Gerade noch die Preisverleihung der deutschen BigBrotherAwards in Bielefeld läuft, die Gewinner stehen aber schon fest. Keine Überraschung ist die Verleihung für das “Lebenswerk” an Otto Schily.
Hier sind die Preisträger nach Kategorien sortiert:
Grundschule Ennigloh bei Bünde sowie die Volksbank Bad Oeynhausen Herford eG und die Sparkasse Herford:
Für die Weitergabe der Namen von Schulanfängern an die genannten Geldinstitute zum Zwecke der Werbung ohne Einwilligung der Eltern.
Der Hessische Minister des Inneren, Volker Bouffier:
Für das “präventive” Orten und Abhören von Mobiltelefonen; für die DNA-Analyse bei Kindern unter 14 Jahren, die eine Straftat begangen haben, für deren zukünftige Strafverfolgung; für die Befugnis der hessischen Polizei, KFZ-Kennzeichen auch ohne Straftatverdacht zu scannen und für den Einsatz von Videoüberwachung bei Personenkontrollen.
WM-Organisationskomitee des Deutschen Fußballbundes, vertreten durch Franz Beckenbauer:
Für die inquisitorischen Fragenbögen zur Bestellung von WM-Tickets, für die geplante Weitergabe der Adressen an die Fifa und deren Sponsoren und für die Nutzung von RFID-Chips in den WM-Tickets und damit den Versuch, eine Kontrolltechnik salonfähig zu machen zum Nutzen eines WM-Sponsors (RFID-Hersteller Philips).
Videoüberwachung allerorten - diverse Kandidaten:
Der Big Brother Award 05 in der Kategorie Technik geht an einige ganz eifrige Überwachungsfetischisten für die schleichende Degradierung von Menschen zu überwachten Objekten und der Verharmlosung der Folgen von flächendeckender Überwachung.
Generalstaatsanwaltschaft des Landes Schleswig-Holstein, vertreten durch Erhard Rex:
Für die großflächige Fahndung nach Zeugen (die wie Verdächtige behandelt wurden) mittels Handy-Ortung. Es handelt sich um die erste Funkzellen-Massenabfrage - Mobilfunkunternehmen wurden zur Herausgabe sämtlicher Verbindungsdaten einer Region gezwungen. Die Einsicht in die zugehörigen Akten wurde den Datenschützern des Landes Schleswig-Holstein, die den Fall prüfen wollten, verweigert.

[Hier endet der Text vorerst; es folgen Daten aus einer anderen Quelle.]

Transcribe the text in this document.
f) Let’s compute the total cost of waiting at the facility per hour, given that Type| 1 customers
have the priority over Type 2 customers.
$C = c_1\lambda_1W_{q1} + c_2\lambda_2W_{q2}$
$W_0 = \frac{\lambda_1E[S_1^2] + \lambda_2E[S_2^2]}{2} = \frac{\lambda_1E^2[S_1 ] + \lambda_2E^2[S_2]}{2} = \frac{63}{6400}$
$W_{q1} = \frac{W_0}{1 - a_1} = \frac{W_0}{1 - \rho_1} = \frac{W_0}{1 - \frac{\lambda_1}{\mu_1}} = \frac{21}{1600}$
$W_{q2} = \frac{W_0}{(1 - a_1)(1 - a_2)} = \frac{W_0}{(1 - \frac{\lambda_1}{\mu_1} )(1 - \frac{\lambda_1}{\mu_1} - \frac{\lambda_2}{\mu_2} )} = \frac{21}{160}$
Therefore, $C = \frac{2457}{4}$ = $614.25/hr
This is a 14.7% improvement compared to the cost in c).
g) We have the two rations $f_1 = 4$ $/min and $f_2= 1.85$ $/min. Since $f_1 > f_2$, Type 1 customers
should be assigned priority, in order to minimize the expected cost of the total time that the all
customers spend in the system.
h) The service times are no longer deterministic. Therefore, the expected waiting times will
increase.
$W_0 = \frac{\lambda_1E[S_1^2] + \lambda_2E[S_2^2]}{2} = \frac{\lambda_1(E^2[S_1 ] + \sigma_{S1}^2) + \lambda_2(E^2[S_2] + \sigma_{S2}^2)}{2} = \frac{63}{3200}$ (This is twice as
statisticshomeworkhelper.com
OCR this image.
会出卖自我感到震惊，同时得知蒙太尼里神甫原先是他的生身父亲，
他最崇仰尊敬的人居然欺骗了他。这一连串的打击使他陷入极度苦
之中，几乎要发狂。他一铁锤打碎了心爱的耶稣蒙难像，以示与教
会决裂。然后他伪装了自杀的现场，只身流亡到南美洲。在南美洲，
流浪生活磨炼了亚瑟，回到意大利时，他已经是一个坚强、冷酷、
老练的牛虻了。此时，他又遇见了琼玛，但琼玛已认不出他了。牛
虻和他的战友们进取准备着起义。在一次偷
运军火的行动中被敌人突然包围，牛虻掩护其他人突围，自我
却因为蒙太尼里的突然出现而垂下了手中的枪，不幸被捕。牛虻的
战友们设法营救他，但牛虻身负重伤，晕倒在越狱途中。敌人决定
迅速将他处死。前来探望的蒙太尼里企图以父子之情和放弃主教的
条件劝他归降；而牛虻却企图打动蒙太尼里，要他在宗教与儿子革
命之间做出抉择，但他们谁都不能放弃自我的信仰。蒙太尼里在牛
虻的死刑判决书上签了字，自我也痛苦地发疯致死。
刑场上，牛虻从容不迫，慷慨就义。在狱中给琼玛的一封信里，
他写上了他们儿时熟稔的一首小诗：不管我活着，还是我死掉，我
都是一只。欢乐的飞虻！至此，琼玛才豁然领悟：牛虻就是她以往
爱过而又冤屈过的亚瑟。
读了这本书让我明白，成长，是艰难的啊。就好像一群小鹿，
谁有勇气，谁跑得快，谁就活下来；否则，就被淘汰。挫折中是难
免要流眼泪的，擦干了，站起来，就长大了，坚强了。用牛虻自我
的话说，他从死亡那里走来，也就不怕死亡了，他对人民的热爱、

Regierung des Landes Niedersachsen, vertreten durch den Ministerpräsidenten Christian Wulff:
Für die Zerschlagung der Datenschutzaufsicht in Niedersachsen. Die Aufsicht über den Datenschutz in der Wirtschaft soll ab 01.01.2006 dem niedersächsischen Innenministerium zugeordnet werden. Dies konterkariert das jüngst von der EU-Kommission gegen Deutschland eingeleitete Vertragsverletzungsverfahren wegen Missachtung der EU-Datenschutzrichtlinie. Die EU-Richtlinie fordert völlige Unabhängigkeit der Datenschutzaufsicht.
Die Saatgut Treuhand Verwaltungs GmbH, vertreten durch Geschäftsführer Dirk Otten:
Für Datensammlung über Bauern; Verklagen von mehreren tausend auskunftsunwilligen Landwirten; Beschaffung der Kundendaten von Genossenschaften und verdeckte Testeinkäufe bei Bauern. Die Bauern werden von der Saatgut Treuhand verdächtigt, Kartoffeln oder andere Feldfrüchte aus ihrer eigenen Ernte zur Aussaat im nächsten Jahr zu verwenden. Für den Aufbau einer zentralen Kontrollstruktur zum Eintreiben der sogenannten Nachbaugebühren im Dienste der Saatgutindustrie.
Otto Schily, noch amtierender Bundesminister des Inneren:
Aktuell für die undemokratische Einführung des biometrischen Reisepasses, dessen Technik unausgereift und unsicher ist und der zu einer erkennungsdienstlichen Behandlung der gesamten Bevölkerung führt.
Otto Schily erhält den Preis auch für sein “Lebenswerk”, nämlich für den Ausbau des deutschen und europäischen Überwachungssystems auf Kosten der Bürger- und Freiheitsrechte und für seine hartnäckigen Bemühungen um die Aushöhlung des Datenschutzes unter dem Deckmantel von Sicherheit und Terrorbekämpfung.